Needless to say, it is really, really difficult to distill a grain in whiskey with immersion elements for the reason above. However, there are two additional ways to employ an immersion element. We’ll circle back to those examples when we talk about the use of jacketed kettles here in just a bit.

The next most efficient way to distill from a heating standpoint is with steam. More specifically, direct steam injection is a very efficient way to transfer heat. Direct steam injection however is not as efficient as an immersion element and here is why. The heat generated from an immersion element originates on the surface of the element which is making direct contact with the liquid. Therefore 100% of the heat originates and distributed directly into the liquid.

When heating with a traditional steam boiler, even though the steam will release 100% of its energy into the liquid, the origin of the steam source is typically generated away from the kettle and has to be transferred to the kettle via some form of piping. This transfer process represents heat loss.  Furthermore, when distilling with direct steam injection, we will also be introducing more water to the beer by virtue of the steam condensing into the kettle charge. In other words, direct steam injection will dilute the ABV of your beer and therefore represents a loss of efficiency on another level. So, in this case any efficiency gained by the  superior heat up method ends up loosing value because the reduced / diluted abv will require more effort to produce the final product.

Ok, now let move back to the jacketed kettles and heating those kettles with steam or electric.
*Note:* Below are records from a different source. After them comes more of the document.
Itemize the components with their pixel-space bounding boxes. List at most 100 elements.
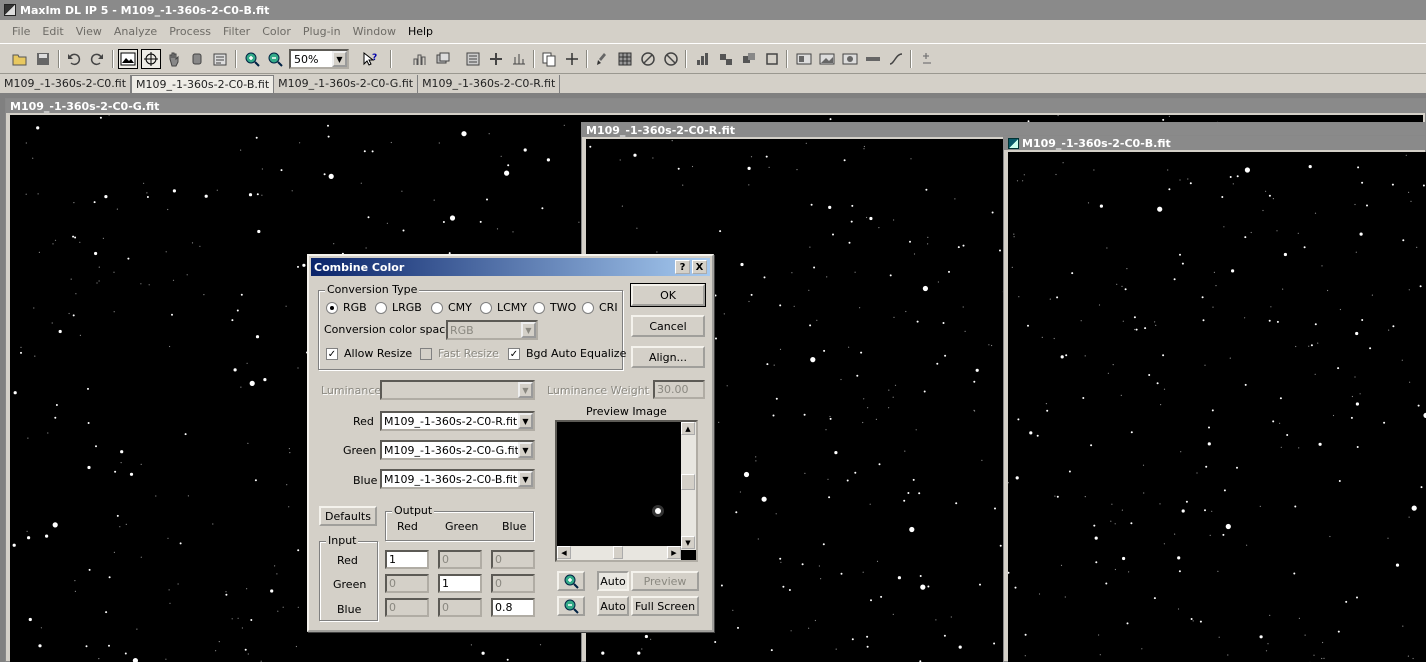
square-icon[interactable] [762, 49, 782, 69]
radio-rgb[interactable]: RGB [326, 301, 367, 314]
bar-chart-icon[interactable] [693, 49, 713, 69]
menu-process[interactable]: Process [163, 25, 217, 38]
star [1144, 327, 1147, 330]
menu-window[interactable]: Window [347, 25, 402, 38]
help-pointer-icon[interactable]: ? [360, 49, 380, 69]
matrix-rr[interactable]: 1 [385, 550, 429, 569]
image-view-icon[interactable] [118, 49, 138, 69]
zoom-in-icon[interactable] [242, 49, 262, 69]
layers-icon[interactable] [739, 49, 759, 69]
menu-help[interactable]: Help [402, 25, 439, 38]
scroll-down-icon[interactable]: ▼ [681, 536, 695, 549]
auto-preview-toggle[interactable]: Auto [597, 571, 629, 591]
stack-icon[interactable] [433, 49, 453, 69]
image-c-icon[interactable] [840, 49, 860, 69]
save-icon[interactable] [33, 49, 53, 69]
allow-resize-checkbox[interactable]: ✓ Allow Resize [326, 347, 412, 360]
properties-icon[interactable] [210, 49, 230, 69]
add-icon[interactable] [562, 49, 582, 69]
matrix-gg[interactable]: 1 [438, 574, 482, 593]
curve-icon[interactable] [886, 49, 906, 69]
star [120, 450, 124, 454]
crosshair-icon[interactable] [141, 49, 161, 69]
radio-lcmy[interactable]: LCMY [480, 301, 527, 314]
ok-button[interactable]: OK [630, 283, 706, 307]
copy-icon[interactable] [539, 49, 559, 69]
preview-button: Preview [631, 571, 699, 591]
radio-cri[interactable]: CRI [582, 301, 618, 314]
dialog-close-button[interactable]: X [692, 260, 707, 274]
no-symbol-icon[interactable] [638, 49, 658, 69]
undo-icon[interactable] [64, 49, 84, 69]
dialog-help-button[interactable]: ? [675, 260, 690, 274]
radio-lrgb[interactable]: LRGB [375, 301, 422, 314]
full-screen-button[interactable]: Full Screen [631, 596, 699, 616]
histogram-icon[interactable] [410, 49, 430, 69]
red-file-select[interactable]: M109_-1-360s-2-C0-R.fit ▼ [380, 411, 535, 431]
tab-c0-r[interactable]: M109_-1-360s-2-C0-R.fit [418, 74, 561, 93]
star [1329, 535, 1331, 538]
star [246, 362, 248, 364]
menu-filter[interactable]: Filter [217, 25, 256, 38]
star [507, 164, 510, 167]
image-window-b[interactable]: M109_-1-360s-2-C0-B.fit [1003, 135, 1426, 662]
menu-edit[interactable]: Edit [36, 25, 69, 38]
menu-file[interactable]: File [6, 25, 36, 38]
grab-icon[interactable] [187, 49, 207, 69]
scroll-thumb[interactable] [681, 474, 695, 490]
star [1422, 184, 1425, 187]
calibrate-icon[interactable] [463, 49, 483, 69]
steps-icon[interactable] [716, 49, 736, 69]
star [1179, 253, 1181, 256]
menu-view[interactable]: View [70, 25, 108, 38]
zoom-out-icon[interactable] [265, 49, 285, 69]
measure-icon[interactable] [509, 49, 529, 69]
tab-c0[interactable]: M109_-1-360s-2-C0.fit [0, 74, 132, 93]
green-file-select[interactable]: M109_-1-360s-2-C0-G.fit ▼ [380, 440, 535, 460]
block-icon[interactable] [661, 49, 681, 69]
star [840, 378, 842, 381]
blue-file-select[interactable]: M109_-1-360s-2-C0-B.fit ▼ [380, 469, 535, 489]
menu-analyze[interactable]: Analyze [108, 25, 163, 38]
scroll-left-icon[interactable]: ◀ [557, 546, 571, 559]
preview-horizontal-scrollbar[interactable]: ◀ ▶ [557, 546, 681, 560]
scroll-h-thumb[interactable] [613, 546, 623, 559]
align-button[interactable]: Align... [631, 346, 705, 368]
star [755, 460, 757, 462]
preview-zoom-in-button[interactable] [557, 571, 585, 591]
radio-two[interactable]: TWO [533, 301, 576, 314]
image-a-icon[interactable] [794, 49, 814, 69]
star [1121, 509, 1123, 511]
menu-plug-in[interactable]: Plug-in [297, 25, 347, 38]
scroll-up-icon[interactable]: ▲ [681, 422, 695, 435]
tab-c0-g[interactable]: M109_-1-360s-2-C0-G.fit [274, 74, 419, 93]
svg-text:?: ? [372, 53, 377, 63]
plus-minus-icon[interactable] [917, 49, 937, 69]
preview-image[interactable]: ▲ ▼ ◀ ▶ [555, 420, 698, 562]
star [755, 456, 757, 458]
radio-cmy[interactable]: CMY [431, 301, 472, 314]
auto-stretch-button[interactable]: Auto [597, 596, 629, 616]
minus-box-icon[interactable] [863, 49, 883, 69]
star [186, 274, 188, 276]
star [1355, 331, 1359, 336]
zoom-select[interactable]: 50% ▼ [289, 49, 349, 69]
defaults-button[interactable]: Defaults [319, 506, 377, 526]
hand-pan-icon[interactable] [164, 49, 184, 69]
star [1168, 188, 1171, 191]
cancel-button[interactable]: Cancel [631, 315, 705, 337]
bgd-auto-equalize-checkbox[interactable]: ✓ Bgd Auto Equalize [508, 347, 626, 360]
matrix-bb[interactable]: 0.8 [491, 598, 535, 617]
image-b-icon[interactable] [817, 49, 837, 69]
preview-zoom-out-button[interactable] [557, 596, 585, 616]
align-tool-icon[interactable] [486, 49, 506, 69]
menu-color[interactable]: Color [256, 25, 297, 38]
open-icon[interactable] [10, 49, 30, 69]
tab-c0-b[interactable]: M109_-1-360s-2-C0-B.fit [131, 74, 275, 93]
filter-grid-icon[interactable] [615, 49, 635, 69]
preview-vertical-scrollbar[interactable]: ▲ ▼ [681, 422, 696, 550]
scroll-right-icon[interactable]: ▶ [667, 546, 681, 559]
brush-icon[interactable] [592, 49, 612, 69]
star [13, 391, 17, 395]
redo-icon[interactable] [87, 49, 107, 69]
Let’s start with the steam fired jacketed kettle. Again, here we have steam which provides superior heat transfer characteristics. The steam as mentioned above is piped from the classic steam boiler to the still with steam piping and then distributed into a jacket or casing that envelope the inner wall of the kettle. The jacket would be capable of maintaining 15 psi. on a low-pressure kettle. Once the steam is piped into the jacket and makes contact with the inner wall, the heat carried by the steam will transfer through the inner wall into the liquid in the kettle. Once pressure is achieved, the jacket would then be capable of achieving upwards of 245° F.

For the electric (elements) jacketed kettle, The StillDragon design has a small reservoir on the base of the jacket that is fully integrated into the jacket. The reservoir fill level holds anywhere from 10 or 12 gallons to 20 or 25 gallons of water depending on the size of the kettle. The elements are installed directly into the reservoir and heats the water to boiling. The elements do not at all make contact with the kettle (beer or wine) charge. Once the water in the reservoir reaches its boiling point and starts to produce steam, the steam will rise up and occupy the remaining heads space within the jacket. And again, at 15 psi the jacket would then be capable of achieving upwards of 245° F.
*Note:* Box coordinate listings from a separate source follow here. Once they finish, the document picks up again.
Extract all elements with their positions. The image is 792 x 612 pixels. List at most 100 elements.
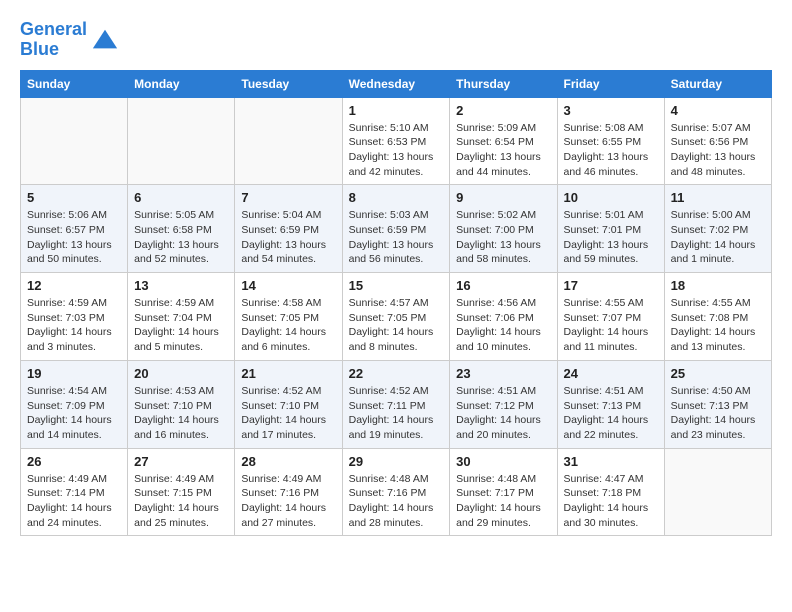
day-info: Sunrise: 4:47 AM Sunset: 7:18 PM Dayligh… [564,472,658,531]
calendar-day-cell: 8 Sunrise: 5:03 AM Sunset: 6:59 PM Daylig… [342,185,450,273]
day-info: Sunrise: 4:55 AM Sunset: 7:07 PM Dayligh… [564,296,658,355]
logo-icon [91,26,119,54]
calendar-day-cell: 14 Sunrise: 4:58 AM Sunset: 7:05 PM Dayli… [235,273,342,361]
day-info: Sunrise: 4:55 AM Sunset: 7:08 PM Dayligh… [671,296,765,355]
day-info: Sunrise: 4:57 AM Sunset: 7:05 PM Dayligh… [349,296,444,355]
day-number: 19 [27,366,121,381]
calendar-day-cell: 17 Sunrise: 4:55 AM Sunset: 7:07 PM Dayli… [557,273,664,361]
calendar-day-cell: 20 Sunrise: 4:53 AM Sunset: 7:10 PM Dayli… [128,360,235,448]
calendar-week-row: 19 Sunrise: 4:54 AM Sunset: 7:09 PM Dayli… [21,360,772,448]
day-number: 26 [27,454,121,469]
day-number: 6 [134,190,228,205]
calendar-body: 1Sunrise: 5:10 AM Sunset: 6:53 PM Daylig… [21,97,772,536]
day-info: Sunrise: 5:08 AM Sunset: 6:55 PM Dayligh… [564,121,658,180]
day-number: 5 [27,190,121,205]
calendar-day-cell: 28Sunrise: 4:49 AM Sunset: 7:16 PM Dayli… [235,448,342,536]
day-number: 20 [134,366,228,381]
day-info: Sunrise: 5:03 AM Sunset: 6:59 PM Dayligh… [349,208,444,267]
logo-text: General Blue [20,20,87,60]
weekday-header: Wednesday [342,70,450,97]
calendar-day-cell: 24 Sunrise: 4:51 AM Sunset: 7:13 PM Dayli… [557,360,664,448]
calendar-day-cell: 15 Sunrise: 4:57 AM Sunset: 7:05 PM Dayli… [342,273,450,361]
day-info: Sunrise: 4:56 AM Sunset: 7:06 PM Dayligh… [456,296,550,355]
calendar-day-cell: 5 Sunrise: 5:06 AM Sunset: 6:57 PM Daylig… [21,185,128,273]
day-info: Sunrise: 5:06 AM Sunset: 6:57 PM Dayligh… [27,208,121,267]
calendar-day-cell: 29Sunrise: 4:48 AM Sunset: 7:16 PM Dayli… [342,448,450,536]
calendar-day-cell: 26 Sunrise: 4:49 AM Sunset: 7:14 PM Dayli… [21,448,128,536]
day-number: 15 [349,278,444,293]
calendar-week-row: 5 Sunrise: 5:06 AM Sunset: 6:57 PM Daylig… [21,185,772,273]
day-number: 25 [671,366,765,381]
calendar-day-cell: 10 Sunrise: 5:01 AM Sunset: 7:01 PM Dayli… [557,185,664,273]
calendar-day-cell: 4 Sunrise: 5:07 AM Sunset: 6:56 PM Daylig… [664,97,771,185]
calendar-day-cell: 2Sunrise: 5:09 AM Sunset: 6:54 PM Daylig… [450,97,557,185]
day-number: 4 [671,103,765,118]
weekday-header: Thursday [450,70,557,97]
day-number: 29 [349,454,444,469]
day-info: Sunrise: 5:01 AM Sunset: 7:01 PM Dayligh… [564,208,658,267]
calendar-day-cell: 18 Sunrise: 4:55 AM Sunset: 7:08 PM Dayli… [664,273,771,361]
day-number: 16 [456,278,550,293]
day-number: 24 [564,366,658,381]
page-header: General Blue [20,20,772,60]
calendar-day-cell: 3Sunrise: 5:08 AM Sunset: 6:55 PM Daylig… [557,97,664,185]
weekday-header: Monday [128,70,235,97]
day-number: 14 [241,278,335,293]
logo: General Blue [20,20,119,60]
calendar-day-cell: 1Sunrise: 5:10 AM Sunset: 6:53 PM Daylig… [342,97,450,185]
day-number: 23 [456,366,550,381]
weekday-header: Saturday [664,70,771,97]
calendar-day-cell: 11 Sunrise: 5:00 AM Sunset: 7:02 PM Dayli… [664,185,771,273]
calendar-week-row: 26 Sunrise: 4:49 AM Sunset: 7:14 PM Dayli… [21,448,772,536]
day-number: 9 [456,190,550,205]
day-info: Sunrise: 5:07 AM Sunset: 6:56 PM Dayligh… [671,121,765,180]
day-number: 13 [134,278,228,293]
day-info: Sunrise: 4:59 AM Sunset: 7:04 PM Dayligh… [134,296,228,355]
day-info: Sunrise: 4:51 AM Sunset: 7:12 PM Dayligh… [456,384,550,443]
day-info: Sunrise: 4:53 AM Sunset: 7:10 PM Dayligh… [134,384,228,443]
day-info: Sunrise: 4:50 AM Sunset: 7:13 PM Dayligh… [671,384,765,443]
day-info: Sunrise: 4:52 AM Sunset: 7:11 PM Dayligh… [349,384,444,443]
calendar-day-cell: 12Sunrise: 4:59 AM Sunset: 7:03 PM Dayli… [21,273,128,361]
calendar-day-cell: 19 Sunrise: 4:54 AM Sunset: 7:09 PM Dayli… [21,360,128,448]
calendar-day-cell: 30 Sunrise: 4:48 AM Sunset: 7:17 PM Dayli… [450,448,557,536]
day-info: Sunrise: 5:00 AM Sunset: 7:02 PM Dayligh… [671,208,765,267]
calendar-day-cell: 13 Sunrise: 4:59 AM Sunset: 7:04 PM Dayli… [128,273,235,361]
calendar-table: SundayMondayTuesdayWednesdayThursdayFrid… [20,70,772,537]
day-number: 17 [564,278,658,293]
day-info: Sunrise: 4:49 AM Sunset: 7:14 PM Dayligh… [27,472,121,531]
day-info: Sunrise: 4:58 AM Sunset: 7:05 PM Dayligh… [241,296,335,355]
calendar-day-cell [21,97,128,185]
day-info: Sunrise: 4:48 AM Sunset: 7:17 PM Dayligh… [456,472,550,531]
day-number: 11 [671,190,765,205]
day-number: 18 [671,278,765,293]
day-info: Sunrise: 4:49 AM Sunset: 7:16 PM Dayligh… [241,472,335,531]
calendar-day-cell [664,448,771,536]
calendar-header-row: SundayMondayTuesdayWednesdayThursdayFrid… [21,70,772,97]
day-number: 8 [349,190,444,205]
day-info: Sunrise: 5:10 AM Sunset: 6:53 PM Dayligh… [349,121,444,180]
day-number: 22 [349,366,444,381]
day-number: 12 [27,278,121,293]
day-info: Sunrise: 4:54 AM Sunset: 7:09 PM Dayligh… [27,384,121,443]
day-number: 31 [564,454,658,469]
calendar-day-cell [128,97,235,185]
calendar-day-cell: 9 Sunrise: 5:02 AM Sunset: 7:00 PM Daylig… [450,185,557,273]
day-number: 30 [456,454,550,469]
day-info: Sunrise: 5:02 AM Sunset: 7:00 PM Dayligh… [456,208,550,267]
weekday-header: Friday [557,70,664,97]
day-number: 10 [564,190,658,205]
day-number: 21 [241,366,335,381]
calendar-day-cell: 25 Sunrise: 4:50 AM Sunset: 7:13 PM Dayli… [664,360,771,448]
calendar-day-cell: 27Sunrise: 4:49 AM Sunset: 7:15 PM Dayli… [128,448,235,536]
day-info: Sunrise: 5:05 AM Sunset: 6:58 PM Dayligh… [134,208,228,267]
day-info: Sunrise: 4:51 AM Sunset: 7:13 PM Dayligh… [564,384,658,443]
day-info: Sunrise: 4:49 AM Sunset: 7:15 PM Dayligh… [134,472,228,531]
weekday-header: Tuesday [235,70,342,97]
calendar-day-cell: 23 Sunrise: 4:51 AM Sunset: 7:12 PM Dayli… [450,360,557,448]
day-number: 7 [241,190,335,205]
calendar-day-cell: 31 Sunrise: 4:47 AM Sunset: 7:18 PM Dayli… [557,448,664,536]
calendar-week-row: 1Sunrise: 5:10 AM Sunset: 6:53 PM Daylig… [21,97,772,185]
day-info: Sunrise: 5:04 AM Sunset: 6:59 PM Dayligh… [241,208,335,267]
calendar-day-cell: 21Sunrise: 4:52 AM Sunset: 7:10 PM Dayli… [235,360,342,448]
So Basically, this electric kettle design is really nothing more than a kettle with a steam jacket that has it’s own self-contained steam generator.

And finally we come the jacketed electric kettle that uses oil as the heating media. The difference here is that oil is used to fill the larger part of the jacket while allowing room for some expansion. Heat up times are typically slower since the larger oil mass in the jacket has to be fully heated and then the heat has then also transfer into the kettle charge. However, once brough to temp the oil is extremely efficient at maintaining its heat and only requires a fraction of the heat otherwise needed to bring the entire mass to running temps.

All heating methods have their advantages and disadvantages and as mentioned at the beginning of this blog post, very frequently if on a shoestring budget the best way is usually whatever resource is readily available, particularly if you are not willing to invest in the infrastructure of a short term lease, rental property for example. 

What is the best way to heat your still? Well, that depends.